Sun Hunter, la tecnologia mette il turbo all’energia solare

Il Tracker Sun Hunter garantisce un incremento dei livelli di energia prodotta all'impianto del 16% e una riduzione dei danneggiamenti causati dal vento.

L’energia solare è più redditizia grazie alla tecnologia. Lo sa bene Comal, società specializzata nella realizzazione di impianti fotovoltaici di grande potenza con formula EPCM e O&M, che ha siglato due nuovi contratti con altrettanti operatori internazionali del settore energia per la fornitura e l’installazione del Tracker Sun Hunter.

Il tracker Sun Hunter messo alla prova in galleria del vento.

L’innovativo sistema in acciaio, ma con un cuore tecnologico, è stato completamente ideato da Comal e prevede una perfetta integrazione tra hardware e software. In pratica si tratta di un motore, applicato ai diversi moduli fotovoltaici, che permette la mobilità dei pannelli in direzione dello spostamento del sole.

Sun Hunter, la tecnologia mette il turbo all’energia solareAlfredo Balletti, Amministratore Delegato di Comal
I diversi pannelli si comportano quindi come quando in natura i girasoli ruotano a seconda della posizione nel cielo del sole.
Oltre all'inseguimento solare, grazie ad un anemometro ed un accelerometro interni, il Tracker è in grado di posizionare orizzontalmente i pannelli al superamento di determinate soglie, in modo da proteggerli dalle forti raffiche di vento.

Grazie a queste sue caratteristiche, il Sun Hunter garantisce un incremento dei livelli di energia prodotta dall'impianto del 16% e una riduzione dei danneggiamenti.

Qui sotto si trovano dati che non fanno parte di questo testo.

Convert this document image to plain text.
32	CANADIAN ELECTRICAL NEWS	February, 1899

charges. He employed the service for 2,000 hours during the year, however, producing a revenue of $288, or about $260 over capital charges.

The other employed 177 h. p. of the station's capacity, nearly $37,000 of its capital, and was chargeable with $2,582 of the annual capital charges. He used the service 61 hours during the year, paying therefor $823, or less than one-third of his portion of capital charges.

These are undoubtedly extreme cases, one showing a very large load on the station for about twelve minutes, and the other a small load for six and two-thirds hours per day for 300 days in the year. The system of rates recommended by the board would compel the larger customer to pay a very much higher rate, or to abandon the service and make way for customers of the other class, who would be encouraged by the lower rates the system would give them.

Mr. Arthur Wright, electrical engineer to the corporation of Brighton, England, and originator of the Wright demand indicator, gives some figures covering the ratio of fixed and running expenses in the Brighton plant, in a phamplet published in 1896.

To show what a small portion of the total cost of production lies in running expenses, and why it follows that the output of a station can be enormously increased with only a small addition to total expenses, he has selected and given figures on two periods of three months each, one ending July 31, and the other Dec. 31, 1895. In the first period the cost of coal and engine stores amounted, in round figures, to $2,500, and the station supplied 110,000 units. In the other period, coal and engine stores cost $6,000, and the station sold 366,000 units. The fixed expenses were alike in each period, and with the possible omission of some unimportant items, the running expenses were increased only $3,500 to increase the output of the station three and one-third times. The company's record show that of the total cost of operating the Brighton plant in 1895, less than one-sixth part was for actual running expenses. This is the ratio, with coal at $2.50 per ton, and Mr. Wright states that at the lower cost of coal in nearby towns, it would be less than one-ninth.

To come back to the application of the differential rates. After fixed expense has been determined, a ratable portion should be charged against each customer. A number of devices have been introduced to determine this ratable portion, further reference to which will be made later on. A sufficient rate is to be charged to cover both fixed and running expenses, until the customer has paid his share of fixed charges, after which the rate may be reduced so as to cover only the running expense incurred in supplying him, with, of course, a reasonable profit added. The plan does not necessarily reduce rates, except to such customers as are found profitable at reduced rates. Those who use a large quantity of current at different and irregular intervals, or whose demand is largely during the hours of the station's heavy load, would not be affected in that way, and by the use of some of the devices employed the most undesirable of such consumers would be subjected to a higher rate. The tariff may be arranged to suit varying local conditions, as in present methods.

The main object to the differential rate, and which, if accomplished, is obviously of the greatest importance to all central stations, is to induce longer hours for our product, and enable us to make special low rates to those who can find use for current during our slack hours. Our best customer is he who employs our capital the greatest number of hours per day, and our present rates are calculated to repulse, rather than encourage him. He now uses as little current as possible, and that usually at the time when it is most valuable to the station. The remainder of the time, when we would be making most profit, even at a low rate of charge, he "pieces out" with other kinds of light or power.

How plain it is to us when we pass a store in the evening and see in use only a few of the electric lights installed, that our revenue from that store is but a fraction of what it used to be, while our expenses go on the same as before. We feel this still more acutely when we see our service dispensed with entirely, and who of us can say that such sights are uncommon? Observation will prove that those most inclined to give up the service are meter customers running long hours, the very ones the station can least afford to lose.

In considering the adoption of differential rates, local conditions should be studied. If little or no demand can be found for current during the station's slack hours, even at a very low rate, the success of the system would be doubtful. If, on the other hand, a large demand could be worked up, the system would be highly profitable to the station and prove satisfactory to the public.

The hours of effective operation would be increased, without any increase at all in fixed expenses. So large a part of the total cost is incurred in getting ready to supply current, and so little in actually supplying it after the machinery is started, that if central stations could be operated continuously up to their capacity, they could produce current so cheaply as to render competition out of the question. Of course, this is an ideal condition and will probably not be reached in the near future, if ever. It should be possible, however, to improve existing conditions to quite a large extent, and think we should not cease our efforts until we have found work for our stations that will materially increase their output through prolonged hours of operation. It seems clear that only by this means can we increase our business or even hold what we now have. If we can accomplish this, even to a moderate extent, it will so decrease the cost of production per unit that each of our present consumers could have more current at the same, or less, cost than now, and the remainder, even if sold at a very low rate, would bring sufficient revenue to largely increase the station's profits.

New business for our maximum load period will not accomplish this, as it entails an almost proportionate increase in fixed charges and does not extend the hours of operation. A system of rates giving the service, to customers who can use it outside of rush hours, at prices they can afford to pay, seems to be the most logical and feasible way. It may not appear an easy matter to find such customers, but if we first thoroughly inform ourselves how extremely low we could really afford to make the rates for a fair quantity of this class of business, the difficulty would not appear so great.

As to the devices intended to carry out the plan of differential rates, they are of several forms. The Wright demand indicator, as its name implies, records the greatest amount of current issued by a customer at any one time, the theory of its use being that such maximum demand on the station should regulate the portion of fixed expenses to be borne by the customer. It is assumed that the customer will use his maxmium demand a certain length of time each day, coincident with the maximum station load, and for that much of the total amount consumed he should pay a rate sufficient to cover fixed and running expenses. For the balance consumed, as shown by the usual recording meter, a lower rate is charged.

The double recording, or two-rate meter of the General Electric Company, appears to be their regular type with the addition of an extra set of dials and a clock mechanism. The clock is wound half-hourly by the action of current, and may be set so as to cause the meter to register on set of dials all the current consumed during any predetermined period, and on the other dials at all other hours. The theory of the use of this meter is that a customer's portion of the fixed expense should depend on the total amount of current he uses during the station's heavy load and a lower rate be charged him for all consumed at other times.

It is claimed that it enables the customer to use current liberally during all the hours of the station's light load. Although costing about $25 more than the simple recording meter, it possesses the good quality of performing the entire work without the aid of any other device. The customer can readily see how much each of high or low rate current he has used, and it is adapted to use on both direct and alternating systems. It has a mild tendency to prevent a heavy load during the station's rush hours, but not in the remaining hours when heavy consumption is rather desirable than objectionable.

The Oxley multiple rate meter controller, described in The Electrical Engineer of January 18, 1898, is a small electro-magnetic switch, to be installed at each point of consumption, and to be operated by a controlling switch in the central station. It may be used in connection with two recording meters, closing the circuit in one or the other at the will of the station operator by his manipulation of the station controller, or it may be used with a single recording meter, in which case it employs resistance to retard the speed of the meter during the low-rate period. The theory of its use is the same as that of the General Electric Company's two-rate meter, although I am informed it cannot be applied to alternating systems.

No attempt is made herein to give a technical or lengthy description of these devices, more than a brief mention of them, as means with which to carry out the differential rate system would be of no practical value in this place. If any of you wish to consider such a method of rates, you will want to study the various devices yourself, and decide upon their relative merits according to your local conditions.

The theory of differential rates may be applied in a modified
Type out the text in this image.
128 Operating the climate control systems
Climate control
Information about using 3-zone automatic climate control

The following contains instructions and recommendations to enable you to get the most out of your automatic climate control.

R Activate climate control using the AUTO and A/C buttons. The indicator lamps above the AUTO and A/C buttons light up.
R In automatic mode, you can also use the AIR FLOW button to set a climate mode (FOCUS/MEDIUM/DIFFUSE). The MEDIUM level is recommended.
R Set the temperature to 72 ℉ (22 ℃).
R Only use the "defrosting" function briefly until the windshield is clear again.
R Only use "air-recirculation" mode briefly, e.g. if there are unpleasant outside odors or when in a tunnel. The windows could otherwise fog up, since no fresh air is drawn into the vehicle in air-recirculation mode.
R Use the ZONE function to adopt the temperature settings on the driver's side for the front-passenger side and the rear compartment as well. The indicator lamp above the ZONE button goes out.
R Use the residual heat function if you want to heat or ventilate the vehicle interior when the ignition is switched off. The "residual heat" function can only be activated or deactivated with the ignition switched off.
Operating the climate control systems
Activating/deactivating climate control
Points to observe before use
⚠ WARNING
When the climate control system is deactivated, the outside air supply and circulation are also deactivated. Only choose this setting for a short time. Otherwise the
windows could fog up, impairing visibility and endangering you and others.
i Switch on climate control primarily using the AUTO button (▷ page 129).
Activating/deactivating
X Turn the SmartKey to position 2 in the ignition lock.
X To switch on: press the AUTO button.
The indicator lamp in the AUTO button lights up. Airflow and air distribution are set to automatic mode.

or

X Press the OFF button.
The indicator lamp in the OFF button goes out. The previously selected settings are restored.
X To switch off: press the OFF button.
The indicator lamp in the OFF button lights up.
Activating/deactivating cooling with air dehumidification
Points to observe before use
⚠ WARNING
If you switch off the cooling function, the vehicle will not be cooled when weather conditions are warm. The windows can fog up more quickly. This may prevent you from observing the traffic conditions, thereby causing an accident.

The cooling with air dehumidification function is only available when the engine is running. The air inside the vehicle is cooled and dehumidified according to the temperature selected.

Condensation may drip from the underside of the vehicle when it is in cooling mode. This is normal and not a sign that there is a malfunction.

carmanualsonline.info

Un vantaggio economico non da poco per i nuovi clienti serviti da Comal che fornirà il Tracker a 13 impianti fotovoltaici a terra, con una capacità totale di 16,9 MWp, per un valore totale di 1,9 milioni di euro.

Tracker Sun Hunter

In particolare, il primo contratto è stato siglato con un investitore energetico italo-franco-tedesco e prevede la fornitura e l’installazione di tracker per 3 impianti fotovoltaici a terra da 0,5 MWp cadauno da realizzare in provincia di Trapani. Il secondo contratto, firmato con un investitore energetico danese, prevede la fornitura di tracker per 10 impianti fotovoltaici per un totale di 15,4 MWp, gli impianti sono in corso di realizzazione in diverse provincie italiane.